My business with Japan is unfinished, however, and will remain so until the Japanese government fully accepts its guilt and tells its people what was done in their name.
For as well as being a lucky man, I am an angry man. We were a forgotten force in Singapore that vanished overnight into the jungles of Burma and Thailand to become a ghost army of slave labourers. During the Cold War those of us who survived became an embarrassment to the British and American governments, which turned a blind eye to Japanese war crimes in their desire to forge alliances against China and Russia. (p.2)

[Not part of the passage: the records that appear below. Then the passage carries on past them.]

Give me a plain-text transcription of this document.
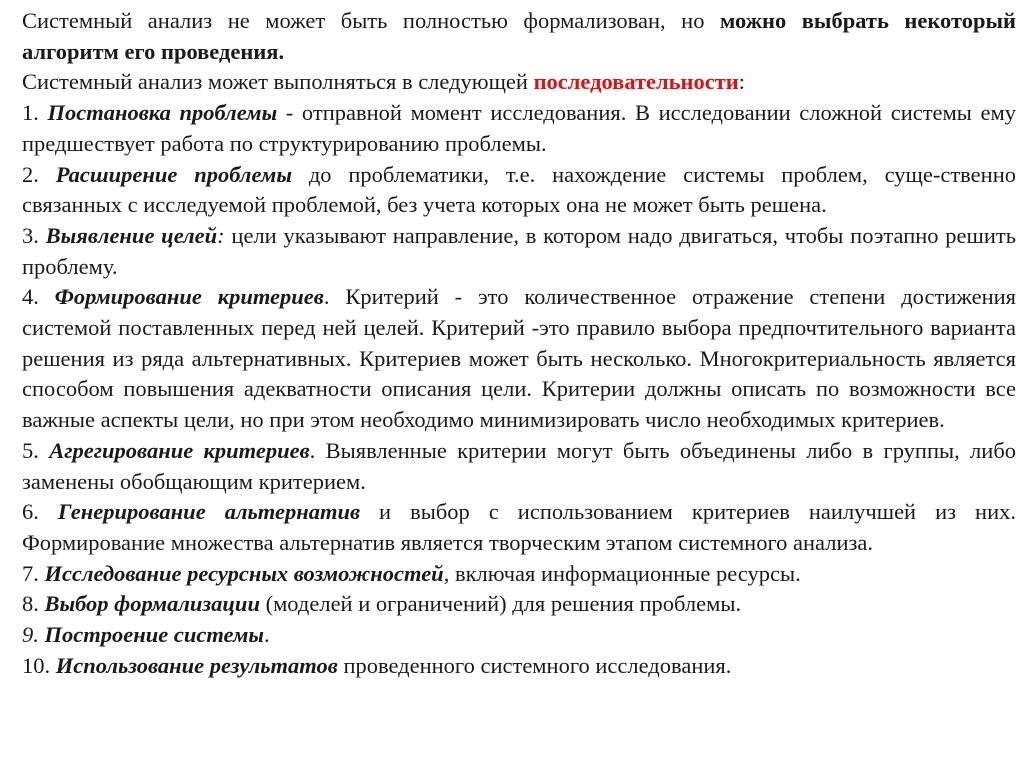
Системный анализ не может быть полностью формализован, но можно выбрать некоторый алгоритм его проведения.

Системный анализ может выполняться в следующей последовательности:

1. Постановка проблемы - отправной момент исследования. В исследовании сложной системы ему предшествует работа по структурированию проблемы.

2. Расширение проблемы до проблематики, т.е. нахождение системы проблем, суще-ственно связанных с исследуемой проблемой, без учета которых она не может быть решена.

3. Выявление целей: цели указывают направление, в котором надо двигаться, чтобы поэтапно решить проблему.

4. Формирование критериев. Критерий - это количественное отражение степени достижения системой поставленных перед ней целей. Критерий -это правило выбора предпочтительного варианта решения из ряда альтернативных. Критериев может быть несколько. Многокритериальность является способом повышения адекватности описания цели. Критерии должны описать по возможности все важные аспекты цели, но при этом необходимо минимизировать число необходимых критериев.

5. Агрегирование критериев. Выявленные критерии могут быть объединены либо в группы, либо заменены обобщающим критерием.

6. Генерирование альтернатив и выбор с использованием критериев наилучшей из них. Формирование множества альтернатив является творческим этапом системного анализа.

7. Исследование ресурсных возможностей, включая информационные ресурсы.

8. Выбор формализации (моделей и ограничений) для решения проблемы.

9. Построение системы.

10. Использование результатов проведенного системного исследования.
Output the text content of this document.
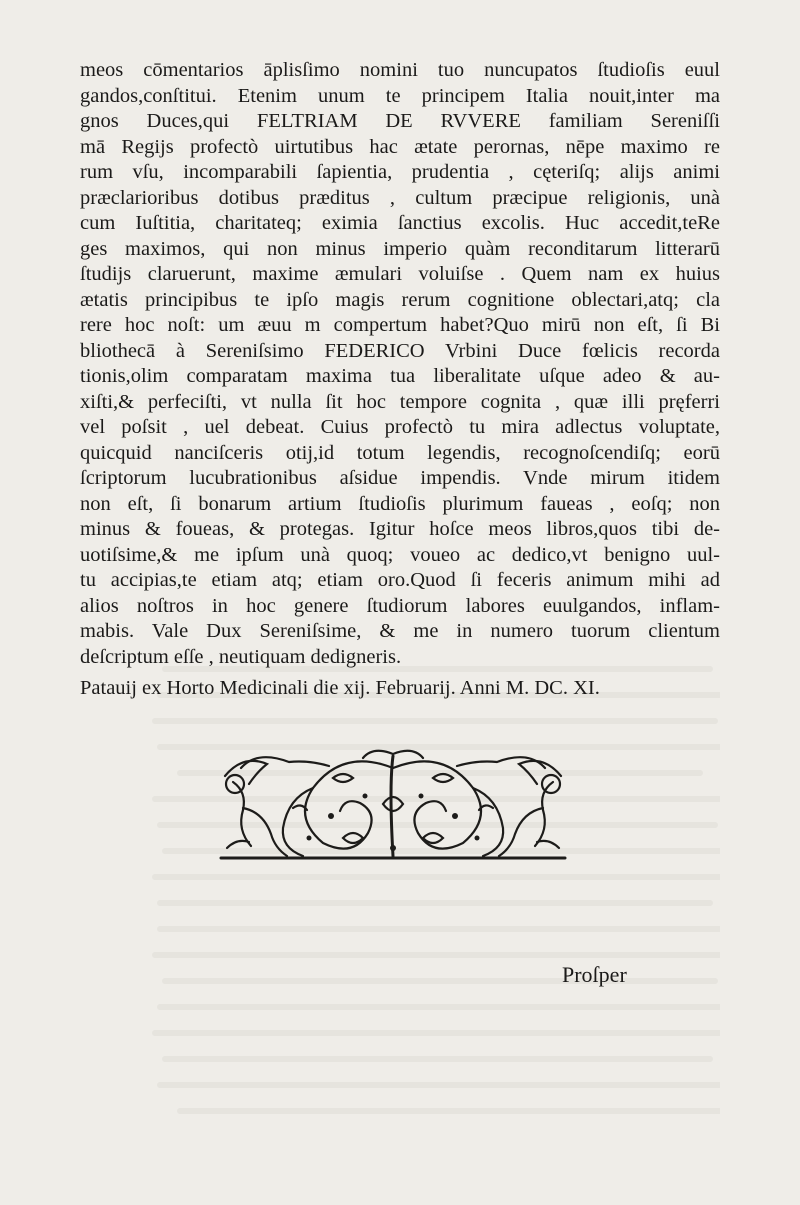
meos cōmentarios āplisſimo nomini tuo nuncupatos ſtudioſis euul
gandos,conſtitui. Etenim unum te principem Italia nouit,inter ma
gnos Duces,qui FELTRIAM DE RVVERE familiam Sereniſſi
mā Regijs profectò uirtutibus hac ætate perornas, nēpe maximo re
rum vſu, incomparabili ſapientia, prudentia , cęteriſq; alijs animi
præclarioribus dotibus præditus , cultum præcipue religionis, unà
cum Iuſtitia, charitateq; eximia ſanctius excolis. Huc accedit,teRe
ges maximos, qui non minus imperio quàm reconditarum litterarū
ſtudijs claruerunt, maxime æmulari voluiſse . Quem nam ex huius
ætatis principibus te ipſo magis rerum cognitione oblectari,atq; cla
rere hoc noſt: um æuu m compertum habet?Quo mirū non eſt, ſi Bi
bliothecā à Sereniſsimo FEDERICO Vrbini Duce fœlicis recorda
tionis,olim comparatam maxima tua liberalitate uſque adeo & au-
xiſti,& perfeciſti, vt nulla ſit hoc tempore cognita , quæ illi pręferri
vel poſsit , uel debeat. Cuius profectò tu mira adlectus voluptate,
quicquid nanciſceris otij,id totum legendis, recognoſcendiſq; eorū
ſcriptorum lucubrationibus aſsidue impendis. Vnde mirum itidem
non eſt, ſi bonarum artium ſtudioſis plurimum faueas , eoſq; non
minus & foueas, & protegas. Igitur hoſce meos libros,quos tibi de-
uotiſsime,& me ipſum unà quoq; voueo ac dedico,vt benigno uul-
tu accipias,te etiam atq; etiam oro.Quod ſi feceris animum mihi ad
alios noſtros in hoc genere ſtudiorum labores euulgandos, inflam-
mabis. Vale Dux Sereniſsime, & me in numero tuorum clientum
deſcriptum eſſe , neutiquam dedigneris.
Patauij ex Horto Medicinali die xij. Februarij. Anni M. DC. XI.
Proſper
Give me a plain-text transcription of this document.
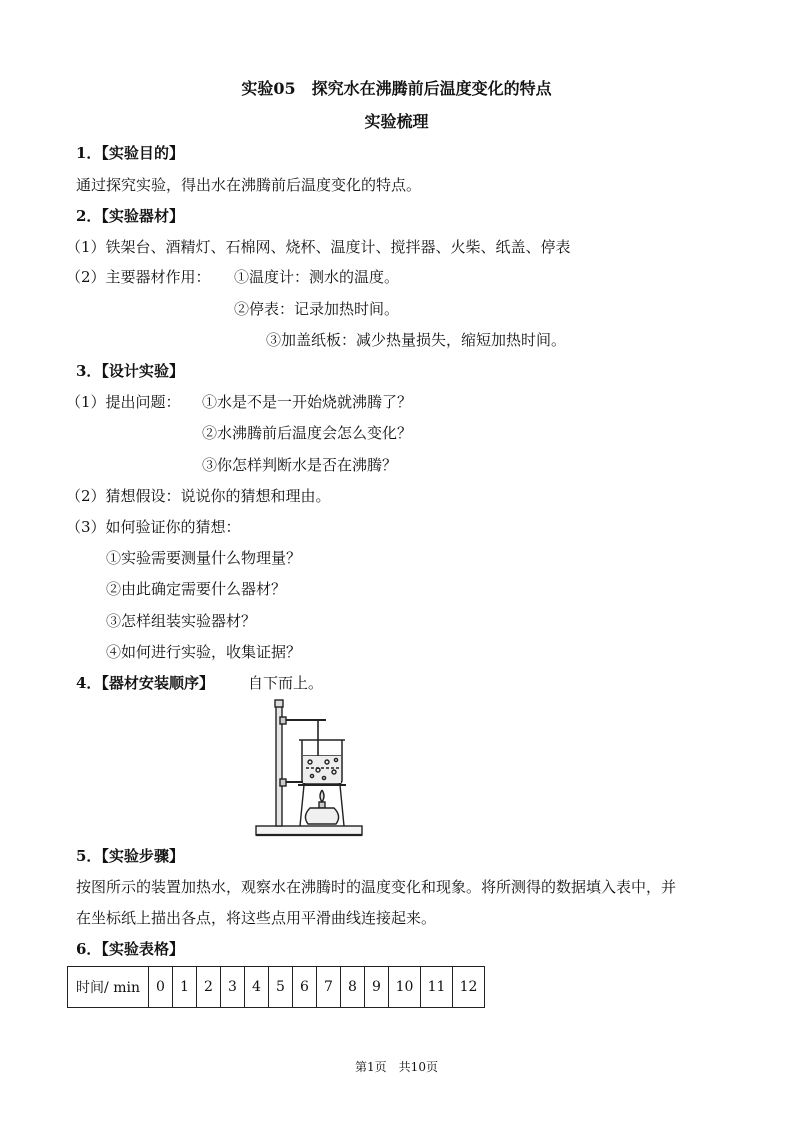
实验05　探究水在沸腾前后温度变化的特点
实验梳理
1．【实验目的】
通过探究实验，得出水在沸腾前后温度变化的特点。
2．【实验器材】
（1）铁架台、酒精灯、石棉网、烧杯、温度计、搅拌器、火柴、纸盖、停表
（2）主要器材作用： ①温度计：测水的温度。
②停表：记录加热时间。
③加盖纸板：减少热量损失，缩短加热时间。
3．【设计实验】
（1）提出问题： ①水是不是一开始烧就沸腾了？
②水沸腾前后温度会怎么变化？
③你怎样判断水是否在沸腾？
（2）猜想假设：说说你的猜想和理由。
（3）如何验证你的猜想：
①实验需要测量什么物理量？
②由此确定需要什么器材？
③怎样组装实验器材？
④如何进行实验，收集证据？
4．【器材安装顺序】 自下而上。
5．【实验步骤】
按图所示的装置加热水，观察水在沸腾时的温度变化和现象。将所测得的数据填入表中，并
在坐标纸上描出各点，将这些点用平滑曲线连接起来。
6．【实验表格】
时间/ min	0	1	2	3	4	5	6	7	8	9	10	11	12
第1页　共10页
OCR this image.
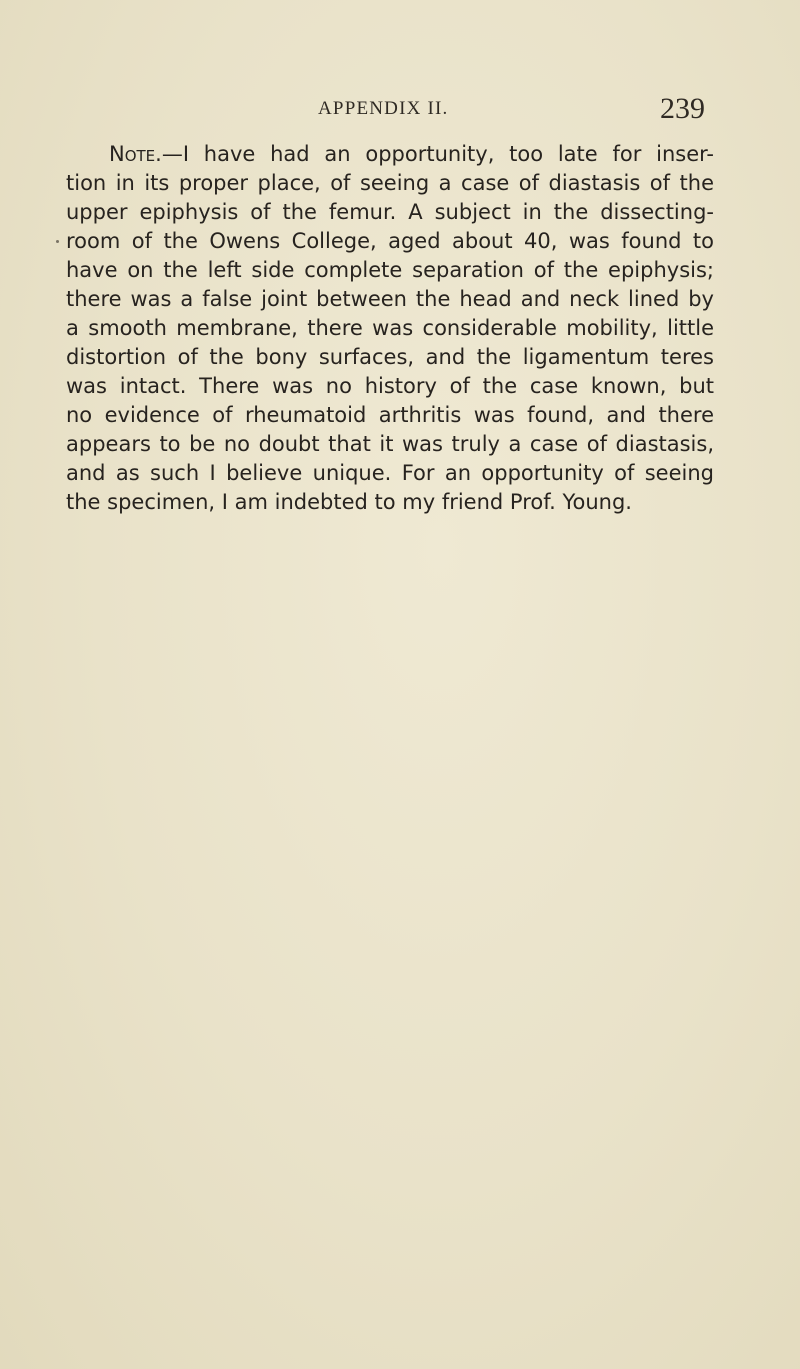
APPENDIX II.	239
Note.—I have had an opportunity, too late for inser-
tion in its proper place, of seeing a case of diastasis of the
upper epiphysis of the femur. A subject in the dissecting-
room of the Owens College, aged about 40, was found to
have on the left side complete separation of the epiphysis;
there was a false joint between the head and neck lined by
a smooth membrane, there was considerable mobility, little
distortion of the bony surfaces, and the ligamentum teres
was intact. There was no history of the case known, but
no evidence of rheumatoid arthritis was found, and there
appears to be no doubt that it was truly a case of diastasis,
and as such I believe unique. For an opportunity of seeing
the specimen, I am indebted to my friend Prof. Young.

Urquhart’s prose is plain and presents, unvarnished, the reality of the sadism and brutality of the POW camps and physical and psychological cost of survival. I found this more compelling and affecting than Richard Flanagan’s harrowing novel The Long Road to the Deep North perhaps because this is not a finely crafted work of fiction drawing on reality, but one man’s lived experience.